It has been 50 years since lawyer Bill Herdy was called to the Bar yet he says he does not plan to retire anytime soon.
On June 30 the 76 year old celebrated the milestone at a surprise luncheon held at Alley Katz restaurant across from the court house in Williams Lake.
Holding up a card he received from Mike and Donna-Lee Barbour Herdy said it summed up his career.
“It says, ‘always paddle your own canoe,’ and I think that pretty well sets up the approach I’ve taken to practice law and most problems in life,” he said. “It has always been a pleasure to practice law. To quote Victor Borge to some extent, when he was given accolades for his long years as a comedian, he said he’d like to thank his parents genetically because they were tough people for making it possible and he would like to thank his children for making it necessary.”
Fellow lawyer Tony Zipp toasted Herdy, praising him for his remarkable achievement at serving the B.C. Bar for 50 years.
Zipp said Herdy grew up in Winnipeg where he received an engineering degree from the University of Manitoba.
“In the Winnipeg Free Press in 1963 there’s an article honouring engineering student William John Herdy for a paper he presented,” Zipp said. “Not withstanding that success, Bill decided to go to law school at Osgoode Hall and got his law degree.”

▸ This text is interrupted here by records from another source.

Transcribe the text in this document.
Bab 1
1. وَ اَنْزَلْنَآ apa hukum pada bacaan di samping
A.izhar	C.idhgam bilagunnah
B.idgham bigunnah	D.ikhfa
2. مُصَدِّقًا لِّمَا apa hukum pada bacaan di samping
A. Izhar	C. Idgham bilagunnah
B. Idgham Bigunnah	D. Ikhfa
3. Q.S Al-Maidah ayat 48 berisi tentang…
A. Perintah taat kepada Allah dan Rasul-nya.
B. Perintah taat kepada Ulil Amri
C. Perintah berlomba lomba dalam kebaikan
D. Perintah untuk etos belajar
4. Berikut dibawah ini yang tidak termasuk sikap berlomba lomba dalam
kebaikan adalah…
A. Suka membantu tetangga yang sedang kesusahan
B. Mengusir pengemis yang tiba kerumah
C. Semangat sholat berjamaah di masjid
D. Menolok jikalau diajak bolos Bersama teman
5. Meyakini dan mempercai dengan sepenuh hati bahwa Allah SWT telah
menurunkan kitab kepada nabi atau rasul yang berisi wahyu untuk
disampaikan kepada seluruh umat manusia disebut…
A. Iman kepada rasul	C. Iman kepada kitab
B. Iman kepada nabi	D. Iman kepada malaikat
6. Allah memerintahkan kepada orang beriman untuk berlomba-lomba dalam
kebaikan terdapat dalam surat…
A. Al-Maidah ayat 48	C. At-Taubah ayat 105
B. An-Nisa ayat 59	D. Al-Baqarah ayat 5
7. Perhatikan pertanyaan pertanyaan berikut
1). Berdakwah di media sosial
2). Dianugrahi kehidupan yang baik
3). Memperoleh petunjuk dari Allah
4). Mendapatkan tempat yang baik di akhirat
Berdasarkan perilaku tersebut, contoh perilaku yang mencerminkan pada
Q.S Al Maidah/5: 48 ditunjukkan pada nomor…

He began his career in Vancouver and then went to Dawson Creek, Fort St. John, and then back to the Lower Mainland where he became involved with a variety of law practices, including Crown Counsel in a number of jurisdictions spanning from Richmond to Hope.
“I came across Bill doing a sexual assault case in Chilliwack, he was by far one of the fairest Crown I ever dealt with,” Zipp said.
Gary Wool, now a lawyer with Crown Counsel in Yellowknife, NT, thanked Herdy for being one of his mentors when he was articling in Williams Lake.
“Often I ask myself, ‘what would Bill do?” and it becomes easier,” Wool said.
Herdy said he is in favour of a First Nations Court being established in Williams Lake.
“The First Nations situation that has to be tackled head on and in my opinion we need a special court do it,” he said.
Herdy and his wife Debbie Irvine moved to Springhouse in 2007 where they have a small farm that fronts onto Boitanio Lake.
Herdy began doing ad-hoc work for Crown Counsel in the Cariboo, travelling to Quesnel and Prince George, as well as doing work in Williams Lake.
By 2008, he opened his own practice, and has been busy with it ever since, mostly with legal aid.